For people with disability in developing countries, coronavirus threatens even more hardship

A nurse wearing a child-friendly uniform provided by CBM is taking the temperature of a child using an infrared thermometer which was donated by a good Samaritan. This is one of the screening measures put into place at CoRSU hospital in Uganda in order to reduce risks of Covid-19. (Photo: CBM)

It is not often that the world is united in a health crisis, but coronavirus has done just that. Yet it is already becoming apparent that personal experience of the pandemic will vary greatly depending on factors like where people live and their economic status.

There are fears that the impact on developing countries with few resources and little in the way of healthcare or welfare will be devastating, and for those living with disability, even more so.

Kirsty Smith, Chief Executive of Christian Blind Mission, speaks to Christian Today about the impact of coronavirus on disabled communities across developing countries in Asia and Africa, and the struggle to continue supporting them through the pandemic.

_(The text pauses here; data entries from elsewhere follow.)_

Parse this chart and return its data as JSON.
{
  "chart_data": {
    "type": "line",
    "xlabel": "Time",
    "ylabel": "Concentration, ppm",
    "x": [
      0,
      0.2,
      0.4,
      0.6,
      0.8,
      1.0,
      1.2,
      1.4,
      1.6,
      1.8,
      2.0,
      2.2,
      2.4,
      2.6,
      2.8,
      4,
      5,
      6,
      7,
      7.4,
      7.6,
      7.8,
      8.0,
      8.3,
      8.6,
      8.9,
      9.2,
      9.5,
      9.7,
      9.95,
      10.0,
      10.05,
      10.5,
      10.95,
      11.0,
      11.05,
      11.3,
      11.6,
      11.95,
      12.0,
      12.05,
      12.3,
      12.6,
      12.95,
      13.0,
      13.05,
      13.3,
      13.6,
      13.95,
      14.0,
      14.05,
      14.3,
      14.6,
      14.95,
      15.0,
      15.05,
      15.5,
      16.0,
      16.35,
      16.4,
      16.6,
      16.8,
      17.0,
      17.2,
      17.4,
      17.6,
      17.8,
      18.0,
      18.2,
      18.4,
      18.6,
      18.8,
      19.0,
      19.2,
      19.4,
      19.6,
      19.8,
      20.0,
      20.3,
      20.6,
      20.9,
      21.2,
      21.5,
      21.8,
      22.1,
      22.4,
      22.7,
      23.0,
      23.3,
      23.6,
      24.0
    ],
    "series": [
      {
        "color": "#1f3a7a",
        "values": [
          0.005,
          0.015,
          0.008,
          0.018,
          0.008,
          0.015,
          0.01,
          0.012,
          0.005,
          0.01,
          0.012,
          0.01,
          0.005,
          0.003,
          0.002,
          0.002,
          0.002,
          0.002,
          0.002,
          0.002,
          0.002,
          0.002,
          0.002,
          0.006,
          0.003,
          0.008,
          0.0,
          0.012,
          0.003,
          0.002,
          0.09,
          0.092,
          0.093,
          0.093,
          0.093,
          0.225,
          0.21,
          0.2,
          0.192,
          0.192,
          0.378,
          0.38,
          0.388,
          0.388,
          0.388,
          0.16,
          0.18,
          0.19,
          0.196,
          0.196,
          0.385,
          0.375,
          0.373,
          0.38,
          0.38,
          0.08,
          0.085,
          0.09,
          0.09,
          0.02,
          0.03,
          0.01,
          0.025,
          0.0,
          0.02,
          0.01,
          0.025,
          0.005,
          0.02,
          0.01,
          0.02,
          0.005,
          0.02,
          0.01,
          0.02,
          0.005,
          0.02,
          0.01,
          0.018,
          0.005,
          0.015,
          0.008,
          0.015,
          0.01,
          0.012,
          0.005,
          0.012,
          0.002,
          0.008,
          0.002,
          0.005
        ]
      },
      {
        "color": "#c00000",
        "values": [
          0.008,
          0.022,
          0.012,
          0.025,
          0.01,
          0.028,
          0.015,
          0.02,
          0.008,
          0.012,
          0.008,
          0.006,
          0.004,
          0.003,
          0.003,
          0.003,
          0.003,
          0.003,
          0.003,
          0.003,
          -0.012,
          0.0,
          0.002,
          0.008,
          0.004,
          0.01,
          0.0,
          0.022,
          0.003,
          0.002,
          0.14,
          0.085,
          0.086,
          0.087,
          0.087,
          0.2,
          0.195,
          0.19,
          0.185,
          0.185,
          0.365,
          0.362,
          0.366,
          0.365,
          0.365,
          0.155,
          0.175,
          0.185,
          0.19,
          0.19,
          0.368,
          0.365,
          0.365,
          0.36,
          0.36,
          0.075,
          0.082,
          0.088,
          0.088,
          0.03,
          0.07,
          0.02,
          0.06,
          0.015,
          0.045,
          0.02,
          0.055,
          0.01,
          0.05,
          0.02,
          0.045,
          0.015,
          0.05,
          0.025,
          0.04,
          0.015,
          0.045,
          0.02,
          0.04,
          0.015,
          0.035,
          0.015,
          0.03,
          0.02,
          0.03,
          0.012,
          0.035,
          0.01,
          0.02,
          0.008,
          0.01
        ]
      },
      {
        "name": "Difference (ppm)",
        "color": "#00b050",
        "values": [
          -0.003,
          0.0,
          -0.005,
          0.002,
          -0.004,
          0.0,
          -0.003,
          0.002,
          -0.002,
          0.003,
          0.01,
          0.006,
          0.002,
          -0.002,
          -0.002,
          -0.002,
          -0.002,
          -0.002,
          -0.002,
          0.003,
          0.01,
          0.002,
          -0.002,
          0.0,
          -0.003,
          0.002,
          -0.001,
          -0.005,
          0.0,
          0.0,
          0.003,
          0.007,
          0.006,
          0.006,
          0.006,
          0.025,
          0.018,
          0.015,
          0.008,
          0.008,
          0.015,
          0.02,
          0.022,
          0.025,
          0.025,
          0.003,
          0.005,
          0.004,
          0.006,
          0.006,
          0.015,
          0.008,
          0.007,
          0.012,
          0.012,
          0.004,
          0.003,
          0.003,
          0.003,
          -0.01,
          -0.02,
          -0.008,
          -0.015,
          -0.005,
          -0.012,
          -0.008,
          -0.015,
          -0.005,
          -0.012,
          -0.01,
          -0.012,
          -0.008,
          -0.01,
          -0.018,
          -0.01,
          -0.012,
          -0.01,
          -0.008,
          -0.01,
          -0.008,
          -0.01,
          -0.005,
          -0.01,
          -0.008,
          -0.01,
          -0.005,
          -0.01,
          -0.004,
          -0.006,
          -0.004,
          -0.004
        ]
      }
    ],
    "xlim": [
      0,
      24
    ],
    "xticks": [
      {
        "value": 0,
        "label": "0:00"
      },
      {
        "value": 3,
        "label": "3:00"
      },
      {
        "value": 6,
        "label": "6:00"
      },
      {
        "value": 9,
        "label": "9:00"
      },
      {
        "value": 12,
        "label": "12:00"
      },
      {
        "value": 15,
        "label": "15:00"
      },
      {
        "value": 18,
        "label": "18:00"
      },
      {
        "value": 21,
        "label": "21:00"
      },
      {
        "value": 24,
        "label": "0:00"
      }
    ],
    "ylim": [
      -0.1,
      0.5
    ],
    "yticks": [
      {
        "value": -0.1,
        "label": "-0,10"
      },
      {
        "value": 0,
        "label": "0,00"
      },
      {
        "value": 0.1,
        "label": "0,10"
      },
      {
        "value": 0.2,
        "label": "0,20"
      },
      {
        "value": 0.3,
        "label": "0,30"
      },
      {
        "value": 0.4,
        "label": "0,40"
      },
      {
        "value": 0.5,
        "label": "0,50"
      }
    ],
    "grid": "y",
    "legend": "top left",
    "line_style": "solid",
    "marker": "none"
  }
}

CT: How much of a threat is coronavirus to the communities where you work?

Kirsty: For people in very poor environments, the pandemic is a very different experience. One of the things we've been able to do in the UK is to introduce social distancing, which has been one of the most effective ways of reducing the spread. In many of the places where CBM works, people live in large families, it's very difficult to keep the numbers in any one place down, and they may also be living in slum areas where housing is very poor and very close together, so there just isn't the luxury of staying two metres apart. Realistically, there's no chance of that.

In addition to that, many of the communities where we work do not have access to running water, and they certainly don't have access to soap. So again, one of the most effective ways of protecting against coronavirus that we've got here in the UK - washing our hands on a regular, almost slightly obsessive basis - is not an option in many of our communities.

Some of the primary healthcare facilities themselves don't even have those facilities. If you think about the problem we've had here in the UK getting PPE [personal protective equipment] to our frontline health workers, that problem is going to be exacerbated in countries that have significantly weaker health systems. They are unlikely to have the number of staff that they need to respond to this pandemic and they are unlikely to be able to pivot the staff that they do have.

While in the UK, many of the health staff have been moved away from things like podiatry and dentistry to frontline health roles, that's not so likely to happen in the countries where we are working. Staff there don't have the flexibility to travel to different places, or to work from home. Many of us have that flexibility in the UK but in developing countries, many are living in small, crowded places, and they may not have electricity or access to the internet in their homes, so we're talking about really challenging circumstances, only some of which CBM will be able to address.